Das Leben meines Bruders war innerhalb von Sekunden ausgelöscht; unsere Mutter hatte ihren jüngsten Sohn verloren, seine Kinder ihren Vater und seine Frau ihren Mann. Fast 27 Jahre nach diesem Ereignis kann man natürlich sehen, dass die Welt sich weiter gedreht hat. Der eingetretene Verlust soll jedenfalls aus meiner Sicht – zumindest für die Blutsverwandtschaft – in seiner elementaren und existentiellen Dimension kein Gegenstand für Spekulationen sein. Auch die Frage, ob die Ehe Bestand gehabt hätte, sollte in ihrer rein spekulativen Perspektive hier keine Rolle spielen. Relativ früh habe ich begonnen den gesamten Blickwinkel umzukehren und meinen Bruder zum Adressaten von Briefen und Mitteilungen gemacht, wie es denn hier bei uns weitergegangen sei; eine Adresse hatte ich nicht, aber die Zustellung ist auch nicht verweigert worden. Warum ich mich der Spekulationen enthalten will, hängt zusammen mit dem Respekt, mit dem ich auf die Lebenswege der unmittelbar Betroffenen schaue; da gäbe es für meinen Bruder nichts zu meckern. Gleichwohl begleitet mich die Frage, was beispielsweise ein früher Verlust des Vaters für Töchter bedeuten mag, manchmal in meinen Träumen, aber auch im Wachen.

Die Frage, die ich mir hingegen erlaube und der ich mich gar nicht entziehen kann, hängt mit uns Brüdern zusammen, mit dem Ausmaß, in dem ich ihn vermisse und seinen Segen erhoffe. Mit unserer Schwester und unserer Cousine fühle ich mich da in nahtloser Übereinstimmung. Willi war in seiner Frohnatur meiner Schwester näher als mir; in einer vorsprachlichen, vollkommen selbstverständlichen Dimension von Zugehörigkeit und emotionaler Bindung muss man vermutlich lange nach einem vergleichbaren Brüderpaar im Geiste und im Herzen suchen. Dafür gibt es ein so unendlich dichtes feinstoffliches und feinmaschiges Gewebe, das diese tiefe Intuition auch nach 27 Jahren trägt.

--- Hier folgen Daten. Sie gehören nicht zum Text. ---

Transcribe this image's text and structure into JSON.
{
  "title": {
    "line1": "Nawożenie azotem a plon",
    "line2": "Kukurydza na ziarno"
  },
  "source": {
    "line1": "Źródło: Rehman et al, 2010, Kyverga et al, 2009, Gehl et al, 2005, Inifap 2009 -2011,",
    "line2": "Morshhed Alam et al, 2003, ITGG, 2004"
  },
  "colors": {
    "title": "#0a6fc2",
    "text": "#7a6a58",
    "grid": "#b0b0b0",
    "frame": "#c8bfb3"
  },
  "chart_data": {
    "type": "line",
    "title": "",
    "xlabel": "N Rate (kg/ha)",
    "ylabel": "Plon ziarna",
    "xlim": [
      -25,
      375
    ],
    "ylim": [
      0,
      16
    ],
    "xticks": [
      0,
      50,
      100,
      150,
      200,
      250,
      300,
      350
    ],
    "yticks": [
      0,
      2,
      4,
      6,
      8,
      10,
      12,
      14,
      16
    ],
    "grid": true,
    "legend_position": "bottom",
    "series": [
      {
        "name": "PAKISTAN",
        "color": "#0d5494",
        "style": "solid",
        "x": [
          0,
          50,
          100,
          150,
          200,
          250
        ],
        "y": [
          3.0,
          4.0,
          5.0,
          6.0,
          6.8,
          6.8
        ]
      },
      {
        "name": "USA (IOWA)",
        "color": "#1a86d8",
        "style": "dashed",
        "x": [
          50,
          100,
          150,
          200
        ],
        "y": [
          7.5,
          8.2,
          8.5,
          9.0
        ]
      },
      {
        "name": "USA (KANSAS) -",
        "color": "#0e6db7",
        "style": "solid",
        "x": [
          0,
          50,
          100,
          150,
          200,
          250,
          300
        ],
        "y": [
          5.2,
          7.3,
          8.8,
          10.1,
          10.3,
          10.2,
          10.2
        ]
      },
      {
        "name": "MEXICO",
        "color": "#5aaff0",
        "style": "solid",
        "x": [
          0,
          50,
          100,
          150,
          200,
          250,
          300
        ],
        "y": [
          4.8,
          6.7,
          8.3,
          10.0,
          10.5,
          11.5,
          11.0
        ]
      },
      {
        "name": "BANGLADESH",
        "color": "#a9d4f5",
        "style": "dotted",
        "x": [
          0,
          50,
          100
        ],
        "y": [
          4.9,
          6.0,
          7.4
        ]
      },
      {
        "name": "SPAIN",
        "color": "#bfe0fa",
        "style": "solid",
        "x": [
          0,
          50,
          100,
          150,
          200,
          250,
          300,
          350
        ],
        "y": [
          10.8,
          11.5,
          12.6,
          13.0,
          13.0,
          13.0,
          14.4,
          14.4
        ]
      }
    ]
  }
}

Dies mag auch damit zusammenhängen, dass ich wenige Jahre nach Willis Tod in seine Fußstapfen getreten bin und mich selbst nicht schützen konnte vor den Lektionen, die er bereits – als der Jüngere – dabei war zu lernen. 1997 hat er seinen Beitrag dazu geleistet, mich zu besinnen und endlich erwachsen zu werden – auch um herauszufinden, wer ich denn eigentlich bin. Um dorthin zu gelangen, musste die Welt sich weiterdrehen. Unsere Mutter musste sterben, und neben die neuentdeckte Lust am Leben musste ein preußisch anmutendes Pflichtethos treten, so dass ich tatsächlich ganz werden konnte.